Uno che ti sorride e ti manda a cagare con la stessa serenità.
Senza scomporsi.
Mostra ad un allievo la foto del dettaglio di una frizione smontata con gli occhi brillanti di interesse, come si mostrerebbe la foto di un nipote appena nato.
"Guarda questi cuscinetti, questa è roba tedesca, noi in Italia ce la sognamo"
Trasmette passione e curiosità per le cose.
Usando l'autorità con moderazione, quando serve, senza cadere nel clichè così scontato del Direttore scontroso e autoritario.
Con un capo così le cose in genere vanno bene, e da come lavorano i suoi ragazzi si vede.
A Montevideo all'ingresso del porto commerciale c'è una vecchia macchina a vapore, una cosa di chissà quanti anni fa.
L'hanno guardata con occhio languido e ci si sono messi intorno come si farebbe con una vecchia zia.
Perchè loro lo sanno bene che le macchine hanno un cuore di ferro, una roba dura e spigolosa che a volte non obbedisce nemmeno a martellate.
Ma per loro un cuore di ferro è pur sempre un cuore.
L'importante è che batta sempre.
Alla fine cosa gli vuoi dire ad i ragazzi della macchina ?
Ti restano nel cuore.
mercoledì 21 gennaio 2009
Le note di Ivete
Le ultime ore a Rio, sono le note allegre della musica di Ivete Sangalo in una giornata di pioggia in cui il Redentore non si affaccia nemmeno per scherzo dalla fitta coltre di nubi.
Visita del Port State Control a sorpresa ed esercitazione generale già programmata, una stampante sfasciata alle cucine e amenità varie di bordo che proprio non si levano di torno, come certi insetti fastidiosi del Rio delle Amazzoni di cui faresti volentieri a meno.
In mezzo ai coglioni fino all'ultimo.
Una mangiata leggendaria al Porcao, dove appena seduto ti danno un biglietto circolare.
Di colore verde da un lato, di colore rosso dall'altro.
Finchè lo tieni sul verde i camerieri passano ogni pochi minuti con dei grossi spiedi di carne appena cotta e te ne servono un pezzo, sempre diverso.
Quando non ce la fai più giri il biglietto dal lato rosso.
Ma a quel punto hai già esagerato da un pezzo, perchè la carne è talmente saporita che non ti fermi facilmente, vai avanti fino alla ipersaturazione da proteine !!!

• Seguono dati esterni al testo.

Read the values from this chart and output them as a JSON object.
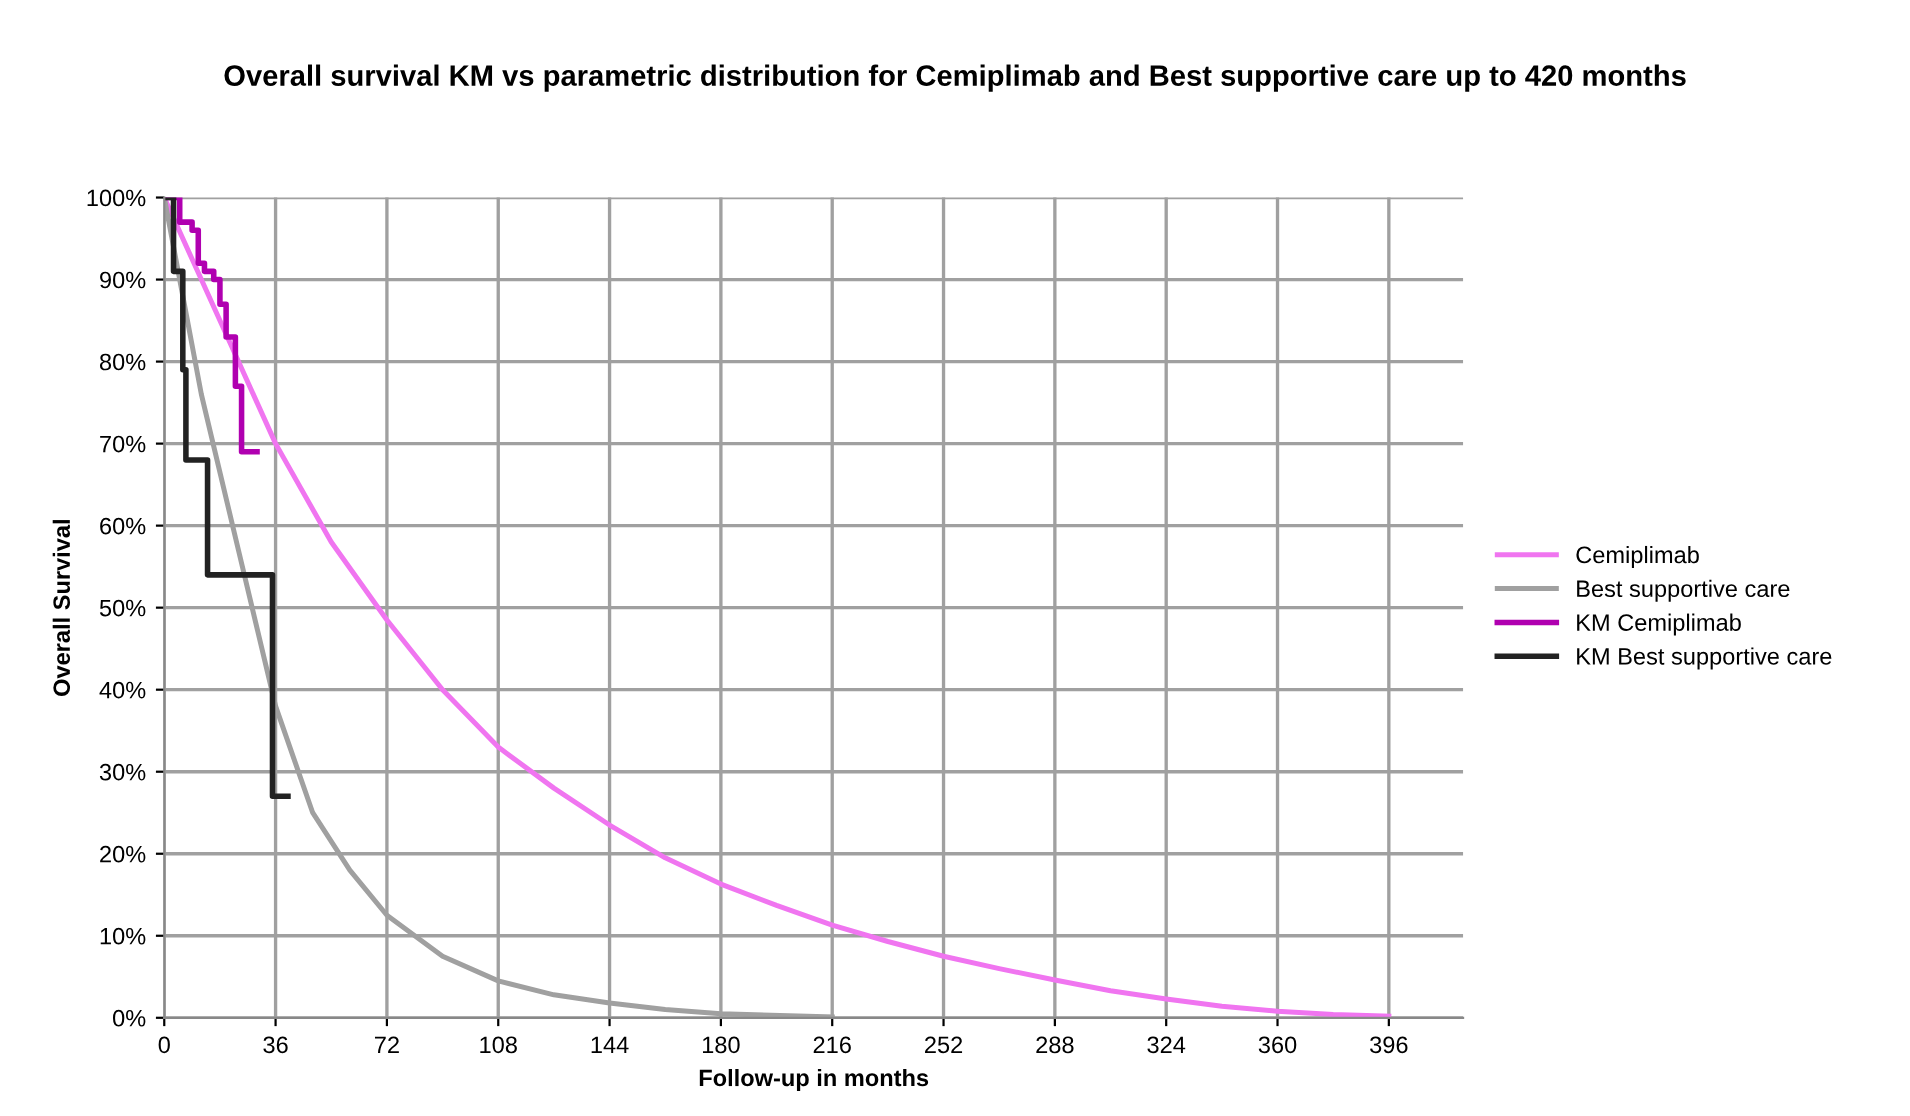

Ci sono voluti un paio di bicchieri di Cachaca a 51 gradi per riuscire a raggiungere l'uscita con i nostri sorrisi un po alticci e molta voglia di andare in vacanza sul serio.
Rio solitamente la salutiamo costeggiando a poca distanza le spiagge di Copacabana ed Ipanema, salutando i bagnanti con tre suoni lunghi ripetuti varie volte e mandando la nostra onda leggera agli asciugamani delle prima file.
Emozioni brevi della navigazione turistica.
Oggi non sarà la stessa cosa con queste nuvole scure e poca luce.
Ma basta la musica di Ivete per farti già sentire la mancanza di questo paese.
Dello spirito allegro e solare dei Carioca.
lunedì 19 gennaio 2009
Spasix & Autowine
All'ancora ad Angra Dos Reis, Brasil, nell mia ultima crociera lungo le coste Brasiliane.
Giovanni Autovino - Terzo di Coperta - e Gianluca Spasiano - Allievo Marconista.
Mentre i passeggeri scalpitano per andare a terra e l'equipaggio si infervora perchè i tender in servizio sono pochi e bisogna dare la precedenza ai passeggeri...
...gli ufficiali di coperta controllano pazientemente le operazioni dall'aletta del ponte, e gli Allievi Marconisti rompono le scatole e fanno foto non avendo di meglio da fare !!
E' una giornata solare, caldissima, con il sole che fa scintille sull'acqua cristallina, le barche a vela che scorazzano a destra e a manca, sempre osservate da un pirla con il binocolo pronto a dire "La drizza di randa andrebbe mollata un pelino...".
Una di quelle in cui cominci già a pentirti di dover tornare al freddo dell'inverno Europeo.
Me Tapino.
:-)
venerdì 16 gennaio 2009
Il comandante informa
Dal "Today" di bordo, giorno 16-gennaio-2008, M/N Costa Romantica.
"Alle prime luci dell'alba, alle ore 04.00 circa, sbarcheremo il pilota del Rio della Plata all'altezza di Recalada, stazione di Pilotaggio.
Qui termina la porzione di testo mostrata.